Вчера я получил из дружины твое письмо о Лилиной, и тетя получила. Как это я поеду на Фоминой в Москву – не знаю.
Сейчас мне позвонил Идельсон. Оказывается, он через день после меня совсем уехал из дружины, получив вызов от Муравьева, и назначен секретарем Верховной следственной комиссии. Будут заседать в Зимнем дворце. Приглашает меня, не хочу ли я быть одним из редакторов (это значит, сидеть в Зимнем дворце и быть в курсе всех дел). Подумаю. Сейчас (говорит Идельсон) – вся Литейная и весь Невский запружены народом, матросы играют марш Шопена. Гробы красные, в ту минуту, когда их опускают в могилу на Марсовом поле, производится салют с крепости (путем нажатия электрической кнопки).

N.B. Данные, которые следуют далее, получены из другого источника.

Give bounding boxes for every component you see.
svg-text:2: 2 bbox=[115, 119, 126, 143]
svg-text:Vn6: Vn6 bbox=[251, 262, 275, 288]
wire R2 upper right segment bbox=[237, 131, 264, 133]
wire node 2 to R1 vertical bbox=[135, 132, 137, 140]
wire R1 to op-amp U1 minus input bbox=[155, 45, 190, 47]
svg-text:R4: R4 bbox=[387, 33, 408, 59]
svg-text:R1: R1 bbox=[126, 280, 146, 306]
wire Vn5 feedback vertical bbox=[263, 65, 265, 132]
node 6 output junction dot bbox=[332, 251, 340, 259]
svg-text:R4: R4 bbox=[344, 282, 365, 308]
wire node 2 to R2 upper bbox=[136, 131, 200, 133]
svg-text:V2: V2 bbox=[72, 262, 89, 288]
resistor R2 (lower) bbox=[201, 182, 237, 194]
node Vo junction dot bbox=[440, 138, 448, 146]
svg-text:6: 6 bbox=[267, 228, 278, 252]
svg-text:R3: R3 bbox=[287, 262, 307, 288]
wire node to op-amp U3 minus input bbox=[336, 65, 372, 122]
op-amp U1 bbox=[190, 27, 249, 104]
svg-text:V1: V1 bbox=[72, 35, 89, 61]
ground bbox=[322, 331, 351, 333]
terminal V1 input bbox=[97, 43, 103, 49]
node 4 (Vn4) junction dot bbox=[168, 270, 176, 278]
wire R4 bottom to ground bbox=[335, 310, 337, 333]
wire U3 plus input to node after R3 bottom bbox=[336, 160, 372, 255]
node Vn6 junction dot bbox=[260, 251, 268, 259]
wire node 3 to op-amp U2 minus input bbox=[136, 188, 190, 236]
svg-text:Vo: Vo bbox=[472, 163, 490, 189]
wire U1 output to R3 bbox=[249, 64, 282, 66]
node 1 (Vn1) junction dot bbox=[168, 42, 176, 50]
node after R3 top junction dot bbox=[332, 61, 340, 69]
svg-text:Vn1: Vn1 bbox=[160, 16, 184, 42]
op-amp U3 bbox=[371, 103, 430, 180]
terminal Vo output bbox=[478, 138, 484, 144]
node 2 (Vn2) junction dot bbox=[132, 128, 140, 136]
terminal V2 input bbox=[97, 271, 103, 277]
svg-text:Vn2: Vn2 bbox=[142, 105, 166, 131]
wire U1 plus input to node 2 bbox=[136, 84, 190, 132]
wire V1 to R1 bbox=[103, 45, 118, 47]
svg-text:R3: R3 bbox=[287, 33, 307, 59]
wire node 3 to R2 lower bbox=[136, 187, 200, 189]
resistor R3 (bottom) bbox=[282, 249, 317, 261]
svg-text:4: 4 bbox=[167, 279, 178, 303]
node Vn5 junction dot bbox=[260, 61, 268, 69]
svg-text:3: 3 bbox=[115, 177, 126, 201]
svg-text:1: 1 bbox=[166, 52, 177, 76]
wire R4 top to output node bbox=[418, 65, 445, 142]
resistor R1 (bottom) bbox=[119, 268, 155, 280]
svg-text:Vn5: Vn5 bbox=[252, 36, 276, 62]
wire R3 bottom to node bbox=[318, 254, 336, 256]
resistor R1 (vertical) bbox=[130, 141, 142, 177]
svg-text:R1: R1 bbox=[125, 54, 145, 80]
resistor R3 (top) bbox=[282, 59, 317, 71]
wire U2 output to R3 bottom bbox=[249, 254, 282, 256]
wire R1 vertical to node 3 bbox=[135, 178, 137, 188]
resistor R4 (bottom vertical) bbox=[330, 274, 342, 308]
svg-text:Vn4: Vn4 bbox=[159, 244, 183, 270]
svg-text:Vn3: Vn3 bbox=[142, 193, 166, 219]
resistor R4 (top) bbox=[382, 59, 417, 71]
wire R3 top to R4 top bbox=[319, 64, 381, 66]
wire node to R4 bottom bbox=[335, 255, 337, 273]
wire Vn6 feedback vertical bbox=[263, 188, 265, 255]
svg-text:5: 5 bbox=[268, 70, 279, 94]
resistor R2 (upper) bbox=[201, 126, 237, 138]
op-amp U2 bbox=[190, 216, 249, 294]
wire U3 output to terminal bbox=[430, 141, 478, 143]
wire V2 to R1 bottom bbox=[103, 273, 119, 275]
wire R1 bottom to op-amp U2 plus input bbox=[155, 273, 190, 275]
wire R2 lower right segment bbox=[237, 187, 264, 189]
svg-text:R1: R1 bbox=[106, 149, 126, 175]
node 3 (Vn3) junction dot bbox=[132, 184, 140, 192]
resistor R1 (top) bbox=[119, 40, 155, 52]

Сейчас пойду на улицу – смотреть, как расходятся.
Господь с тобой.
Саша.
Матери
4 июня 1921. <Петроград>
Мама, доктор Пекелис знает все мои болезни, ты ошибаешься, точно так же отравления никакого не было и вообще не может быть.
О болезнях писать нестерпимо скучно, но больше не о чем писать. Делать я ничего не могу, потому что температура редко нормальная, все болит, трудно дышать и т. д. В чем дело, неизвестно. Если нервы несколько поправятся, то – можно будет узнать, настоящая ли это сердечная болезнь или только неврозы. Нужно понизить температуру. Я принимаю водевильное количество лекарств.
Ем я хорошо, чтобы мне нравилась еда и что-нибудь вообще, не могу сказать. Люба почти всегда дома. Незлобин будет платить за пьесу в разные сроки. Вот, кажется, все.
Саша.
Спасибо за хлеб и яйца. Хлеб настоящий, русский, почти без примеси, я очень давно не ел такого.
Поэмы
А. Блок. Портрет К. Сомова. 1907 г.
Возмездие
Предисловие
He чувствуя ни нужды, ни охоты заканчивать поэму, полную революционных предчувствий, в года, когда революция уже произошла, я хочу предпослать наброску последней главы рассказ о том, как поэма родилась, каковы были причины ее возникновения, откуда произошли ее ритмы.
Интересно и небесполезно и для себя и для других припомнить историю собственного произведения. К тому же нам, счастливейшим или несчастливейшим детям своего века, приходится помнить всю свою жизнь; все годы наши резко окрашены для нас, и – увы! – забыть их нельзя, – они окрашены слишком неизгладимо, так что каждая цифра кажется написанной кровью; мы и не можем забыть этих цифр: они написаны на наших собственных лицах.
Поэма «Возмездие» была задумана в 1910 году и в главных чертах набросана в 1911 году. Что это были за годы?
1910 год – это смерть Коммиссаржевской, смерть Врубеля и смерть Толстого. С Коммиссаржевской умерла лирическая нота на сцене; с Врубелем – громадный личный мир художника, безумное упорство, ненасытность исканий – вплоть до помешательства. С Толстым умерла человеческая нежность – мудрая человечность.
Далее, 1910 год – это кризис символизма, о котором тогда очень много писали и говорили, как в лагере символистов, так и в противоположном. В этом году явственно дали о себе знать направления, которые встали во враждебную позицию и к символизму и друг к другу: акмеизм, эгофутуризм и первые начатки футуризма. Лозунгом первого из этих направлений был человек – но какой-то уже другой человек, вовсе без человечности, какой-то «первозданный Адам».